Mais à l’heure d’écrire, dans la solitude même, qui chez lui n’est jamais solipsiste, il est aussi tout entier, et en permanence, pris, et même brûlé, consummé dans et par ce qu’il nomme (dans un livre consacré aux amitiés diverses qui ont marqué sa vie – le philosophe juif marocain Edmond El Malheh, la militante palestinienne Layla Shahid, les écrivains français Jean Genet et Jean-Marie Le Clézio, parmi tant d’autres) la soudure fraternelle – expression dont je voudrais ici étendre le sens à l’ensemble de son oeuvre. Cette soudure, en fait constitutive de la solitude de l’écrivain, est très différente de ce que Sartre appelait la « littérature engagée ». Il ne s’agit pas d’un devoir éthique abstrait que l’écriture se devrait de satisfaire objectivement, mais d’une pulsion à la fois concrète et subjective que l’écriture réalise dans sa singularité même, et qui précisément la soude, dans son effectuation propre, à ceux dont elle ne peut dès lors manquer, consubstantiellement, par nécessité interne – et non parce qu’il y aurait lieu d’en rendre compte à une instance externe sensée en dicter le sens de l’histoire – de porter témoignage : les laissés pour compte des prospérités obscènes ; les abandonnés de la real politik ; les victimes du préjudice ordinaire – racisme, xénophobie, anti-sémitisme, machisme, homophobie, islamophobie – ; les immigrés de toutes les cités de transit, de tous les passages légaux ou illégaux de frontière, de tous les dortoirs de la douleur ; les effarés sur qui s’abat l’injustice et la terreur ; les assassinés « collatéraux » des guerres prétendues civilisatrices ; les pris au piège de tous les camps de réfugiés ; les morts accumulés des ossuaires de tous les génocides ; et tous les enfants que l’on arrache, en Afrique, en Asie, en Amérique latine, à L’école perdue pour en faire les esclaves des usines de la sueur, ... tous ceux que Frantz Fanon (à qui il rend souvent hommage) appelait « les damnés de la terre » – dont ceux de la terre palestienne occupée, « blessure dans la mémoire des uns, honte dans la mémoire des autres (...) culpabilité dans l’histoire qui fait mal en chacun de nous ».
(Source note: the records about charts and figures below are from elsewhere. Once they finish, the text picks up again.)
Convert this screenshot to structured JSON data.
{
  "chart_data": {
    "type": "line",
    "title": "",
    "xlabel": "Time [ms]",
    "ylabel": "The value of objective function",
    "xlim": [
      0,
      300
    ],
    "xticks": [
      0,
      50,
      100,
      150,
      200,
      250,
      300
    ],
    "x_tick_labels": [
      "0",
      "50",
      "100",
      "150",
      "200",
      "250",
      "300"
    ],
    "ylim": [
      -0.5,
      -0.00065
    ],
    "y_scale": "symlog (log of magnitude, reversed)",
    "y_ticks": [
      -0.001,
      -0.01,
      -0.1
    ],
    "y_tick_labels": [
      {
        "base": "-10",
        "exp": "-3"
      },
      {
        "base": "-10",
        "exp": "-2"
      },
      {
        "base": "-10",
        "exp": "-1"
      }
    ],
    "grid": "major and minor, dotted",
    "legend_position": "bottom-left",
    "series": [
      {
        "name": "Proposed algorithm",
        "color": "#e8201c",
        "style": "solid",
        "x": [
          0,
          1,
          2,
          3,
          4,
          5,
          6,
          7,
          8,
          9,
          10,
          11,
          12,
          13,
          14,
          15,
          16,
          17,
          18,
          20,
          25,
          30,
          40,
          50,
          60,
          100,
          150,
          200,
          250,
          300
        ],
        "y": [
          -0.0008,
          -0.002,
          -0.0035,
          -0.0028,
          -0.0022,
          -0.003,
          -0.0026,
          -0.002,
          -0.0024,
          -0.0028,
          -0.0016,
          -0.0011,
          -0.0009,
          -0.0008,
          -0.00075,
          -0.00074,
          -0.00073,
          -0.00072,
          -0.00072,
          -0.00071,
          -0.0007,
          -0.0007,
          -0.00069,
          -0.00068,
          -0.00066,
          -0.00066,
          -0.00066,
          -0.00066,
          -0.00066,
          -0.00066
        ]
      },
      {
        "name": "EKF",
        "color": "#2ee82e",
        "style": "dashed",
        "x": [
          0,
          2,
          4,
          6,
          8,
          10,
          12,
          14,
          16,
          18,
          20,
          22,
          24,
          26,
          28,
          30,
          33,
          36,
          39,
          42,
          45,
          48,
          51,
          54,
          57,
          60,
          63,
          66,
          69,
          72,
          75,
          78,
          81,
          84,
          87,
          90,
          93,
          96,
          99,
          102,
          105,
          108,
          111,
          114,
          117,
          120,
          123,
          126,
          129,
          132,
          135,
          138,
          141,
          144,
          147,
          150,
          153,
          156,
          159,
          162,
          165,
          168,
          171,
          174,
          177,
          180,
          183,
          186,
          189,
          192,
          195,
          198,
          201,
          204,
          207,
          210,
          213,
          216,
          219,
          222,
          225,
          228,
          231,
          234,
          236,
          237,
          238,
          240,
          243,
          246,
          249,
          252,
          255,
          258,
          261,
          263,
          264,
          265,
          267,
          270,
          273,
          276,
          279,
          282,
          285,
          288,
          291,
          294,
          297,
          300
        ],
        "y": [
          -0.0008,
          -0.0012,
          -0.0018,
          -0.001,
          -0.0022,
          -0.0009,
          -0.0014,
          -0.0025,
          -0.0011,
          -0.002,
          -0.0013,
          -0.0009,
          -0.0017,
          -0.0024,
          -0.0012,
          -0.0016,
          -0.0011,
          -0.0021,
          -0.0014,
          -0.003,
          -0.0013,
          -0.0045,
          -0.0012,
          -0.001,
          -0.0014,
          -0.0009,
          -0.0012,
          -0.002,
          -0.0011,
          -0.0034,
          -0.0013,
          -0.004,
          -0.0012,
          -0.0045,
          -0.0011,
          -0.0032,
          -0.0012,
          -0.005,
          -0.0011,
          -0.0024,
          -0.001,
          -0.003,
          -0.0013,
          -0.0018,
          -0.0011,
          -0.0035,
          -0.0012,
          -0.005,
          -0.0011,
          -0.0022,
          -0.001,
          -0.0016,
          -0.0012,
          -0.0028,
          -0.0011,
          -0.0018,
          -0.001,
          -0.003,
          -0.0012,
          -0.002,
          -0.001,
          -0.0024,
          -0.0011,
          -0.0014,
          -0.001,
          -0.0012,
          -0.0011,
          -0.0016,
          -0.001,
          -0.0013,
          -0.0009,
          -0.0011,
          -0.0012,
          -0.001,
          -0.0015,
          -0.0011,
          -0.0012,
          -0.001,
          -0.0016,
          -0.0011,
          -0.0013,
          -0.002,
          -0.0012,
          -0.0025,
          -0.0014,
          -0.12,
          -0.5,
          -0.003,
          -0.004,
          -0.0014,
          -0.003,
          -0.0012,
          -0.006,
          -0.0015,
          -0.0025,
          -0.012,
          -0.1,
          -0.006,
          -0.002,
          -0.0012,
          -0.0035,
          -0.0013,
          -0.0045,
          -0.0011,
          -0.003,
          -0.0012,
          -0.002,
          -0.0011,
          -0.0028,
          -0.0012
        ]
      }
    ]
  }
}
Et c’est alors, dans cette soudure, avec d’autres amis encore qu’il écrit : son ami Nietzsche, son ami Fellini, son ami Rimbaud, son ami Driss Chraibi, son ami Mahmoud Darwich. En français, mais sans renoncer jamais Au pays sur lequel bien souvent, tel le héros de Partir, il pleure ; ce pays dont il dénonce tous les manquements parce qu’il l’aime avec une passion inextinguible; ce pays qui souvent l’enrage mais auquel toujours, dans tous les sens du terme, il retourne : le sien, le Maroc. Et, traduit en plus de 40 langues, il écrit aussi dans et pour le monde, y compris, et sait-on jamais, peut-être : surtout, pour ce monde arabe dont le même héros de Partir, encore, nous dit qu’il est « aujourd’hui e bien mauvais état ».

Lisons-le donc, écoutons-le, dans la soudure fraternelle où son écriture, et sa voix, nous attendent, pour nous ravir – nous brûler, nous consumer, à notre tour.